Building a resilient mindset is something that I’ve had to work on over the years. When my marriage fell apart a few years ago, I was at a complete loss as to how I should move forward. It felt like I had to draw upon every single ounce of energy I had just to remain positive.
Although I believe we all start with a level of resilience that’s cultivated through our childhood and teenage years, it’s taken practice and time for me to build my own resilience to a stage where I’m not that phased by big periods of change. I believe I can deal with it, just like I’ve dealt with change before.
So how do you go about building personal resilience?
Well the 4 tips that I’m about to share with you are things that I’ve had as part of my daily routine on and off over the last few years. I’m now in the position where I do all of them, and to say that they’ve helped me with all he uncertainty that 2020 has brought with it, would be an understatement.

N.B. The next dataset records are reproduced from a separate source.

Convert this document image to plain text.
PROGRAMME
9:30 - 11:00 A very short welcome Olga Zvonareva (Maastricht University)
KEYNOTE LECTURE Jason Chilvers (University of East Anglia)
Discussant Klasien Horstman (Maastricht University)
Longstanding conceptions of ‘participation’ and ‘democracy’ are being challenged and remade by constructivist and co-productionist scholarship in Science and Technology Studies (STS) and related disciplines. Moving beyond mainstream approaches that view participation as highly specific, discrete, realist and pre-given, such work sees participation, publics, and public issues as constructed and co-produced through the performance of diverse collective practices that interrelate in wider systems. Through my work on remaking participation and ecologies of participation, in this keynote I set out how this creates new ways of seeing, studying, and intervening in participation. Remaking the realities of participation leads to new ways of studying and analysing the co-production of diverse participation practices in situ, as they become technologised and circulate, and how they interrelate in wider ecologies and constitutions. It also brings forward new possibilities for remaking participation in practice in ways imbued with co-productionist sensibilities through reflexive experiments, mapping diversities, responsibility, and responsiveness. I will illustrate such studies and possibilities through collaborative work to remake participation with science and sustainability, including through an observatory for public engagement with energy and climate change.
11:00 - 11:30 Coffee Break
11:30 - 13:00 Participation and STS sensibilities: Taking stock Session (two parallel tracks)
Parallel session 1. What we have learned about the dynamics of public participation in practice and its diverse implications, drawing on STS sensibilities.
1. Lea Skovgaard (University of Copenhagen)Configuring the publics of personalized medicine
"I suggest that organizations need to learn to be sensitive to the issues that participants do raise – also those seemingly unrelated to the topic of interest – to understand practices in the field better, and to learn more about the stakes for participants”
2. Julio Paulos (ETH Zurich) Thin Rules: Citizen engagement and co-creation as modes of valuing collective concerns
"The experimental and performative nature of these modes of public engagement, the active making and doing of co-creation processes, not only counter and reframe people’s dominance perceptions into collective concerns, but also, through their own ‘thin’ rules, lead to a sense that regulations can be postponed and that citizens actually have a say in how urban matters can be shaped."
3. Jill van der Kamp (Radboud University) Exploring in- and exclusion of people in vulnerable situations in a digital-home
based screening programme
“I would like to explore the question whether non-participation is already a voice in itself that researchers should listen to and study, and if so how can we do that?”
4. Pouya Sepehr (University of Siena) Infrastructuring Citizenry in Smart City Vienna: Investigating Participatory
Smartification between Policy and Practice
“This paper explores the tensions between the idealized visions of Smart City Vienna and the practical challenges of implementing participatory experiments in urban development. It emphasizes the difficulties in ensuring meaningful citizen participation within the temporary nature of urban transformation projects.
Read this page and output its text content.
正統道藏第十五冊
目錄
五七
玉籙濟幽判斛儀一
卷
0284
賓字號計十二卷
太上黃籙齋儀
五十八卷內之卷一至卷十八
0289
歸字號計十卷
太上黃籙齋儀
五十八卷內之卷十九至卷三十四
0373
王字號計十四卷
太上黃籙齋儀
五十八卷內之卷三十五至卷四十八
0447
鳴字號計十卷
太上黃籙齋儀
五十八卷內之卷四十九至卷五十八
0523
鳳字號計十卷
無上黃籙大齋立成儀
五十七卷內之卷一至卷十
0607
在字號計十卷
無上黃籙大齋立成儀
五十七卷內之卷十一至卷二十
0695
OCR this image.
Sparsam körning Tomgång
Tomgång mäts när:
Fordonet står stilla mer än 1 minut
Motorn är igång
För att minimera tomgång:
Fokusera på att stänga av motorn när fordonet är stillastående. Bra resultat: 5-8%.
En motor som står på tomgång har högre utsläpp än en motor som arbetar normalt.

I urge you to give a few of them a go (if you don’t do them already) so that you can build your own resilience; hopefully facing whatever life has in store for you next with a greater sense of inner strength.
This is something that I returned to earlier this year when lock down set in. I find that by noting down what’s on my mind, and how I’m feeling about it, helps me deal with it much better, and builds my resilience in the process.
By getting curious about why I react to situations in a certain way, or why I’m feeling particularly emotionally charged towards something, has been a great tool in me getting to know myself better too. And when I know myself better, I can trust that the decisions I’m making are the right ones.
It hasn’t always been that way though. When I first started journaling, I struggled with what to write. That’s where prompts can be really helpful. You can look on Pinterest or Google to find useful prompts to get to know yourself better, or reflect on how your feeling about the curve ball that life’s thrown you. I even made myself a jar full of prompts at the start of lock down.
Recently, I’ve been preferring just writing for 10 minutes first thing in the morning about everything that’s on my mind. That way it’s out of my head and on paper. And once it’s out, that’s when I can start to deal with it.
Listen to Inspiring Podcasts
It might sound a little strange, but my favourite way to listen to podcasts is in the shower. I used to listen to them on the bus on the way to work, and once I was put on lock down started, I had to figure out another way to get my fix.
The main reason why I listen to podcasts is because they inspire me to see things from a different perspective, or they affirm something that I’ve already been thinking. Both of which builds my resilience because I learn to trust my judgement more, whilst keeping my mindset in a more positive place. Things always seem easier to face when you can find the silver lining, no matter how small.
The podcasts I’m loving at the moment are:
Practical Positivity with Sophie Cliff – short bursts of weekly advice to help you find joy in your everyday.
Deliciously Ella – the podcast series covers all aspects of wellness and well-being. I particularly love the episodes about finding happiness and the importance of sleep.
How To Fail with Elizabeth Day – Elizabeth champions things not going right in life, and everything that we learn from them. Each episode she speaks to a well known person about their perceived failures.
Read Self Development Books
Reading is the first thing that I turned to on my quest to build my resilience because I enjoy reading so much anyway.
I’ve written a blog post (you can read it here) about the 5 self-development books that have had the biggest effect on my life. Like I say in the post, I a big believer that the book you need the most at any given point in time will work its way into your hands.
Just like with podcasts, books encourage me to view my life from a different perspective, and they help with building my resilience because I’m learning that there is always a different way to view or approach a problem that will lead to solving it. This inspires me not to give up when things feel like too much, because I know there will always be another way.
At the moment I’m reading Super Attractor by Gabby Bernstein. It’s based around the idea of manifestation which is something that I’ve become more and more interested in. If you’re in need of some inspiration with what to read check out the ones I mention in my blog post that I’ve shared the link to just above.
I’m admit, affirmations are something which I’ve only started to come back to recently. Mainly because I stopped them when they started working, not realising that for them to really work, you need to be saying them to yourself consistently.
Affirmations help to build a resilient mindset because they reframe negative thoughts you have either about yourself, or your situation into positive ones. When you say affirmations often enough you trick your brain into actually believing that they’re true.
I’ve been finding it tricky recently to really believe that I’ll make my freelance business plans work, but I’ve been surprised just how much affirmations have helped my mindset. I’m starting to believe in myself much more, and that makes it so much easier to face more challenging circumstances.
In case you were wondering, saying affirmations in your head works just as well as saying them out loud. (so no need to worry about the potential awkwardness of someone else overhearing you) And if you’re not sure where to start, I wrote a blog post featuring 5 affirmations to increase your positivity that you can read here.
Which of these tips for building resilience will you be trying first?